Ford Inflatable Seatbelt Systems Promise to Reduce Risk of Injuries
As Georgia car accident lawyers, we are constantly monitoring new auto safety technologies that promise to keep drivers and passengers safe in an accident. Ford Motor Company has now announced the development of new inflatable seatbelt systems that we believe could be the next big thing in auto safety.
According to Ford, it will equip new Ford Explorers that are due to go into production next year, with the inflatable seatbelts in the rear seats. During a crash, the belt inflates and fills up with cold compressed gas. The gas is released after several seconds through tiny pores in the belt.
Ford’s new seatbelts offer the protection of both seatbelts and airbags, and promise to prevent injuries and fatalities in both front and side impact crashes.
Passengers in the rear seat tend to have a false sense of security that they will escape injuries in the event of an accident. For this reason, seatbelt usage among back seat passengers is very low with rates hovering around 62 percent, compared to about 80 percent for front seat occupants. According to Ford, studies have shown that the inflatable seatbelts are much more comfortable than traditional seatbelts, and this could encourage use of these seatbelts among backseat passengers.
Auto safety experts and Atlanta personal injury attorneys have welcomed Ford’s announcement. The automaker has had more than its share of safety scandals, including the Explorer rollover cases in the 1990s that ended in several people dead and hundreds more injured. With this new development, the automaker could salvage its reputation.

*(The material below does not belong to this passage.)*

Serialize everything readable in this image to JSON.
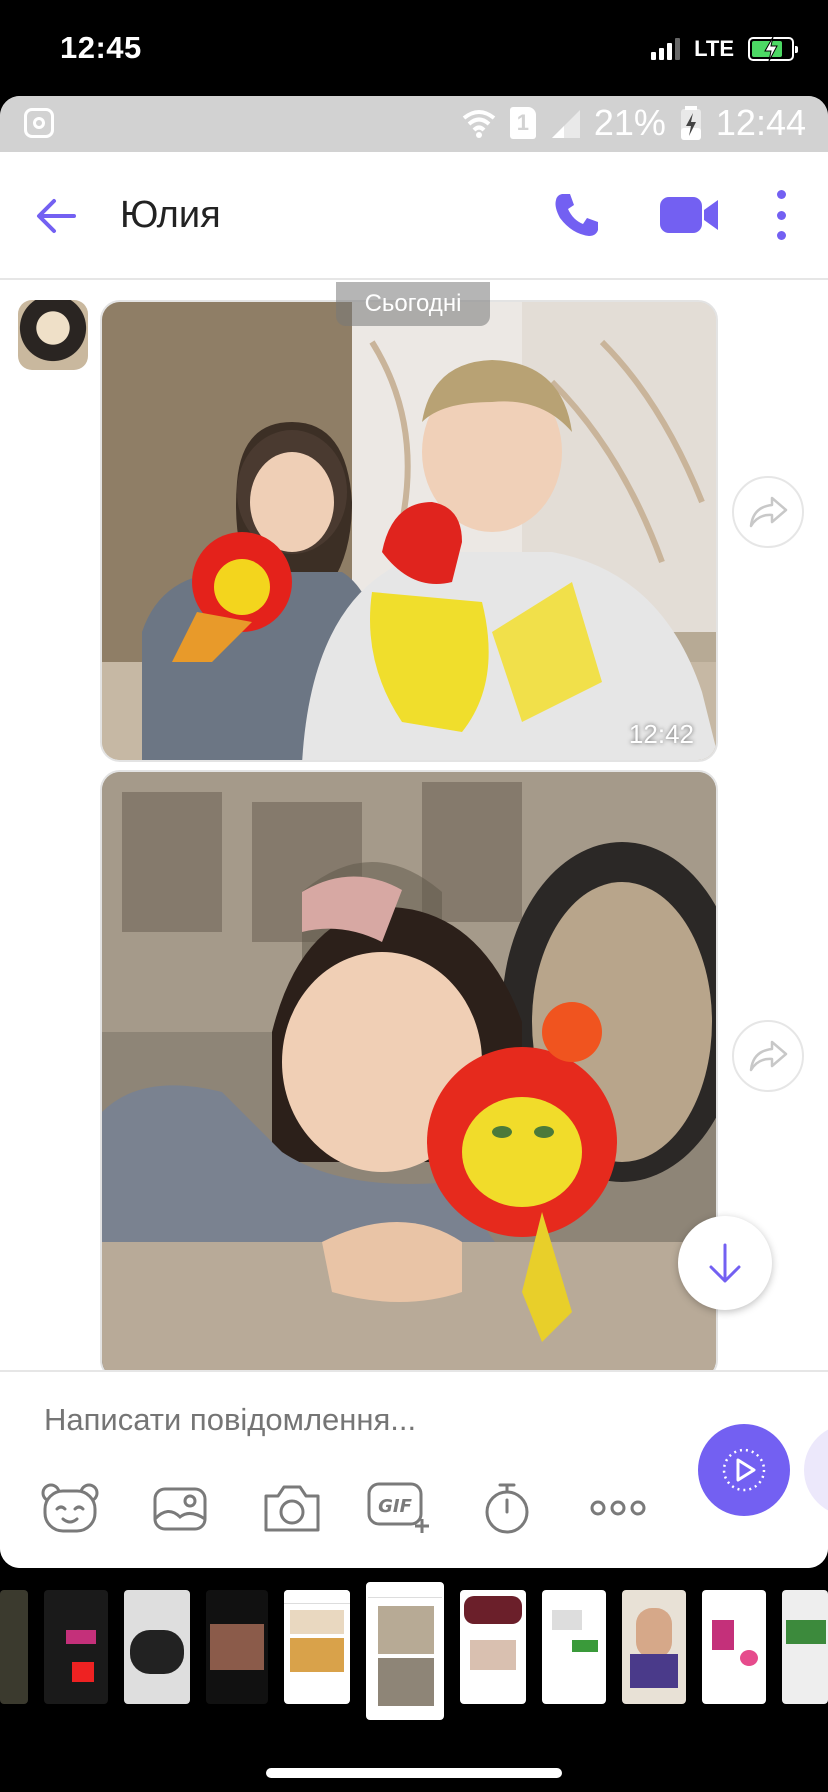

Over the past few years, Americans have shown a marked preference for cars with advanced safety technologies. While many of these new features like Electronic Stability Control Systems are not available in all vehicles, the NHTSA is slowly encouraging manufacturers to make many of these features standard across all models. If the new inflatable seatbelts turn out to be as popular with customers as we hope, these could soon become a standard feature in all Ford vehicles in the future.